Ciudad de México, 09/07/2025 (Más) — Apenas han pasado cien días desde que Julio César Chávez, leyenda del boxeo mexicano, agradecía públicamente a la presidenta Claudia Sheinbaum por “subirse al ring de las adicciones”, durante un acto oficial en Palacio Nacional. Con una sonrisa en el rostro, la mandataria recibió ese día un reloj conmemorativo del Consejo Mundial de Boxeo. Hoy, esas sonrisas han dado paso al desconcierto, luego de que su hijo, Julio César Chávez Jr., fuera detenido en Estados Unidos y quedara al descubierto una orden de aprehensión pendiente en México por presuntos vínculos con el Cártel de Sinaloa.
El arresto del pugilista ha dejado al descubierto una red de omisiones e interrogantes que incomodan tanto en Washington como en la Ciudad de México. ¿Cómo es que un hombre buscado por delitos graves como delincuencia organizada y tráfico de armas pudo moverse libremente entre ambos países? ¿Qué agencias sabían de su situación legal y decidieron no actuar?
El fiscal general de la República, Alejandro Gertz Manero, no ha ahorrado señalamientos: “Estados Unidos lo identificó perfectamente, sabía que era un delincuente y no lo detuvieron”, declaró este martes. El titular de la FGR responsabilizó directamente a las autoridades estadounidenses por lo que considera un manejo inconsistente del caso, ya que fue ese país el que solicitó la investigación en 2019 y presentó pruebas que lo vinculaban con el Cártel de Sinaloa.
Según Gertz, Chávez Jr. contaba con una orden de captura en México desde 2023. Aun así, participó en eventos públicos y deportivos, incluyendo una pelea en California transmitida a nivel internacional, un día después de que el Departamento de Seguridad Nacional ordenara su deportación.
Mientras la presidenta Sheinbaum ha asegurado desconocer los antecedentes judiciales del hijo del campeón, Julio César Chávez padre ofreció una versión distinta en entrevista con El Heraldo: “Sí, nos habían informado, pero hace como tres años. Nunca hubo un requerimiento, una llamada… Qué raro que hasta ahora, ¿no?”, cuestionó.
El caso ha abierto un frente inesperado en la relación bilateral con Estados Unidos. La aparente pasividad de ambos gobiernos ha derivado en acusaciones cruzadas.
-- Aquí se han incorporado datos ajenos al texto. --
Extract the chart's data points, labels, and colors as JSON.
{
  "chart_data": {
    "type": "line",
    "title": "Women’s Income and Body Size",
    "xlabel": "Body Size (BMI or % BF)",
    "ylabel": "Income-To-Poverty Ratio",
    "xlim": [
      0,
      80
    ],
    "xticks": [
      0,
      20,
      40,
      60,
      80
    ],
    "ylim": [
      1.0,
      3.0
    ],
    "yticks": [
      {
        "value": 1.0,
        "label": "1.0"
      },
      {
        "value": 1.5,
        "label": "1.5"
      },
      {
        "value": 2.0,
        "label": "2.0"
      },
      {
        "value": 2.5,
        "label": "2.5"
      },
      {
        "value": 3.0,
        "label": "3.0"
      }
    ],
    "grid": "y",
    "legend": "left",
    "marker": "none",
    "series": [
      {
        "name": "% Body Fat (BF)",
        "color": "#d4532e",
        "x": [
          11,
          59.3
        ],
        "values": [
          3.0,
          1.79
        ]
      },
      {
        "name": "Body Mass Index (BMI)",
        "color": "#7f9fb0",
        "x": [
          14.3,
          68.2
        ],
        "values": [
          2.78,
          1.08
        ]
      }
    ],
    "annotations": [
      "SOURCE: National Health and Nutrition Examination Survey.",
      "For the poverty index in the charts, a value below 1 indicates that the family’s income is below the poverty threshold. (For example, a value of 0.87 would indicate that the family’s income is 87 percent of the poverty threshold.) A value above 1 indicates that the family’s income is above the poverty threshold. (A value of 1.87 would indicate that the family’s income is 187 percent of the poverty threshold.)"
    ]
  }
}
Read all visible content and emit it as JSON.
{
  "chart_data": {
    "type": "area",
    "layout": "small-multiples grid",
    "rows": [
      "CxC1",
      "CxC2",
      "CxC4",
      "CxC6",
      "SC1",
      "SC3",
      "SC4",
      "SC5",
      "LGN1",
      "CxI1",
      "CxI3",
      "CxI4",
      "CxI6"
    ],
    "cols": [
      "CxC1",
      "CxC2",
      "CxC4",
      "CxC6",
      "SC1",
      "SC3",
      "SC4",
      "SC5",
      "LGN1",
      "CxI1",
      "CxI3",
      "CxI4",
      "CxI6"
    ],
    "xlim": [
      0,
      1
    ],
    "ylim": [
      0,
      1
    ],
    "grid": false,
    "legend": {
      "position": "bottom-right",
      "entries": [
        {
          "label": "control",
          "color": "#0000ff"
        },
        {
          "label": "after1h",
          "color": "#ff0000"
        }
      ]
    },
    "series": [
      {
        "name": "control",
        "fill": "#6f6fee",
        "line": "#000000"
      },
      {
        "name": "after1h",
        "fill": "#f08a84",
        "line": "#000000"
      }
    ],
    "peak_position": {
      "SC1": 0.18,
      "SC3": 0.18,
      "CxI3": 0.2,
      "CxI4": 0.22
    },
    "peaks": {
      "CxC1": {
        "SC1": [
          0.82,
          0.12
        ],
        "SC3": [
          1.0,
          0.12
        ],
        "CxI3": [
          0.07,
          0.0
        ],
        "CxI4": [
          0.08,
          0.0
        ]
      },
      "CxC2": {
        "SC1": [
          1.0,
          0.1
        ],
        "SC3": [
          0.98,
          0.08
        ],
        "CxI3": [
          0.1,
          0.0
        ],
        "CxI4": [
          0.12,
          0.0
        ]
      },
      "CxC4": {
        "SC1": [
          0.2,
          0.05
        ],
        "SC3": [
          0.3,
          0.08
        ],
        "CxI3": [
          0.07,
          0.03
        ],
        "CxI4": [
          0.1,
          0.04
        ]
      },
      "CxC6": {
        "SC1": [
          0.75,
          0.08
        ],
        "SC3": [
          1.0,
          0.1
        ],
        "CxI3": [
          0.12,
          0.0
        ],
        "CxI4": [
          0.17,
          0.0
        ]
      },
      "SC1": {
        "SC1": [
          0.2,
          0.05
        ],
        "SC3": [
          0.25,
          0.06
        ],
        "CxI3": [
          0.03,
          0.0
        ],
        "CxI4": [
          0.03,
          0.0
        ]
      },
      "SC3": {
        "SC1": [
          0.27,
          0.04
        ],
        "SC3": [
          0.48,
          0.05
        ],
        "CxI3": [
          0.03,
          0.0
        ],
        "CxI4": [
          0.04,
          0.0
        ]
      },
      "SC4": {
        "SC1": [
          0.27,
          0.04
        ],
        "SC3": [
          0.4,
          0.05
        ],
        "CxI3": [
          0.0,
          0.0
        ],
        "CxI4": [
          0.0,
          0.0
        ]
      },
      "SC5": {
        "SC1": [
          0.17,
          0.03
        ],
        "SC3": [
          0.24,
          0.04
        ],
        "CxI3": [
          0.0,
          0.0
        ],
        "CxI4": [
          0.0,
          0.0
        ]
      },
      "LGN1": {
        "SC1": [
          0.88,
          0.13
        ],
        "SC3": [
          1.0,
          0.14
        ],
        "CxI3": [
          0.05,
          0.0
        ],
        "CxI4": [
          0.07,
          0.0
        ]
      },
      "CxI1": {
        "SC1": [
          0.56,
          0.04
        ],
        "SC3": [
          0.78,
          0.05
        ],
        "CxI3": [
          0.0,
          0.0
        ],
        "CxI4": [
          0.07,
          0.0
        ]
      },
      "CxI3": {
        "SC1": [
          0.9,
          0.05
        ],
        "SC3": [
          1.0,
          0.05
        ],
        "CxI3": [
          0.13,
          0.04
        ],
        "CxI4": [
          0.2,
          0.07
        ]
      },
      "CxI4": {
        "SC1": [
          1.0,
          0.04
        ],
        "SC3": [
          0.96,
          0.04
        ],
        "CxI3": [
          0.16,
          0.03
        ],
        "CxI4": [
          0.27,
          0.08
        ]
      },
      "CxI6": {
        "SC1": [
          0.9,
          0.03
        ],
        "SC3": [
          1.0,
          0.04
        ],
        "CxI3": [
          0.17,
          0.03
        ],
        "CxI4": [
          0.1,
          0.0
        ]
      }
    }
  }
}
Mientras México señala a EE. UU. por no haber actuado pese a tener la información, en Washington se sugiere que la administración anterior ignoró intencionalmente el caso. “¿Por qué dejaron pelear a mi hijo si era un criminal?”, cuestionó Chávez padre.
Las relaciones de la familia Chávez con miembros del Cártel de Sinaloa tampoco han pasado desapercibidas. En una transmisión de 2022, Chávez Jr. reconoció su vínculo con Ovidio Guzmán, alias El Ratón, hijo de Joaquín El Chapo Guzmán. “Es tío de la que ha sido mi hija desde hace mucho tiempo”, dijo en un video en vivo. Aunque intentó deslindarse de las actividades delictivas, dejó claro que mantenía una relación cercana con él.
“¿Conoce a esa gente? La conoce. También yo la conozco y eso no indica que sea narcotraficante, pero se respeta, cada quien su trabajo”, afirmó Julio César Chávez padre al ser cuestionado.
El trasfondo político del caso comienza a tomar forma. Tanto Gertz como Chávez han sugerido que la detención puede tener motivaciones ajenas a la justicia. “¿Por qué la usaron en este momento y por qué lo hicieron de esa forma? Es responsabilidad de ellos”, zanjó el fiscal.
Mientras tanto, el gobierno mexicano se prepara para la audiencia migratoria que definirá el futuro inmediato de Chávez Jr., quien podría ser deportado en los próximos días. En México ya lo espera una carpeta judicial que promete poner a prueba no solo a la Fiscalía, sino también la narrativa oficial sobre seguridad, justicia y complicidades.